Témoignage ne put être plus éloquent dans ce sens, que celui de la Revue Al-Azhar : ‘« grâce à lui, l’Islam a connu son épanouissement dans ce pays [Sénégal] en créant des écoles, des mosquées, des zâwiya, et, poursuit la revue, il a aussi formé de brillants érudits qui se sont éparpillés dans tous les coins du pays telle l’expansion de la lumière dans l’obscurité’ (Revue Al-Azhar Juin 1995).
Entre Sharî‘a et Haqîqa ou l’art de la conciliation chez Cheikh El Hadji Malick Sy
A la différence de nombreux hommes du Tasawwuf et en veritable dépositaire de l’héritage de la Tijaniyya, Cheikh El Hadji Malick n’a jamais été habité par une quelconque tension ou un balancement entre les impératifs de la Shari’a et ceux de la Haqiqa. Il a su les concilier et ainsi créer une sorte d’harmonie favorable à une vie spirituelle se fondant sur la première en se nourrissant de la seconde. Ce vers tiré de son ouvrage intitulé Kifâyatu Râghibîn résume, à lui seul, une telle attitude d’esprit (wa bâtinun lam yuwâfiq min sharî’atînâ/ fa-ktubhu bil-lâmi lâ bin-nûni kal fitanî) où il exclut toute sorte d’extrapolation mystique non conforme à l’esprit de la Sharî’a. Tout bâtin (ésotérisme) qui contrarie cet esprit est considéré par Maodo comme un bâtil (l’ivraie).

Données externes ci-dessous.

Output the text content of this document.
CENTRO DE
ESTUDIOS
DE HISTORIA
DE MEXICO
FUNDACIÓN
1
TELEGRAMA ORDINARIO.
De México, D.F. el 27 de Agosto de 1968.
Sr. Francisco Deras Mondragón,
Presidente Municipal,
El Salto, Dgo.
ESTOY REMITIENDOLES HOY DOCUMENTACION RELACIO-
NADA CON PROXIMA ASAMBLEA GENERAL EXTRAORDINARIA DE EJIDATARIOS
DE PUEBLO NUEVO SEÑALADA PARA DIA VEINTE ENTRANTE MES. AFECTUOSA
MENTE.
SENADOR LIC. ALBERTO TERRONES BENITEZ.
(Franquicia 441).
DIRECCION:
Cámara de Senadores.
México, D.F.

Le plus remarquable de l’expérience de Cheikh El Hadji Malick Sy est ce sens de la mesure et la conscience de l’équilibre entre la Sharî’a et la haqîqa. Il a su rester, sa vie durant, selon l’heureuse expression du Professeur Rawane Mbaye, ce « pôle d’attraction » entre les deux domaines de la connaissance, s’appuyant merveilleusement, sur une donnée essentielle que le saint Coran qualifie de meilleur viatique vers le vrai monde al-Taqwâ, traduit – et certainement réduit – à la « crainte de Dieu », état non mesurable parce qu’intérieur, mais qui se manifeste par les actes. Tous ceux de Maodo, d’après les témoignages de ses contemporains, reflètent cette conscience intime de Dieu.
S’inscrivant dans la pure tradition Seydina Cheikh Ahmed Tijâni, El Hadji Malick Sy a tenté et réussi cette expérience soufie innovée par la Tijâniyya. Comme le prône la Tariqa, Maodo a pu allier éducation spirituelle et plein engagement dans le monde d’ici bas, cette sorte de « retraite au milieu de la société », une tarbiya au-delà de l’abstraction, décelable au visu (‘al-hâl) et à l’action (‘al-himma) tendant résolument vers l’istiqâma, la droiture (Wa man lî bi ‘ustâdhin yurabbî murîdahû/ bilâ khalwatin bal himmatin mithla ahmadî, pleurait Serigne Alioune Guèye à sa disparition).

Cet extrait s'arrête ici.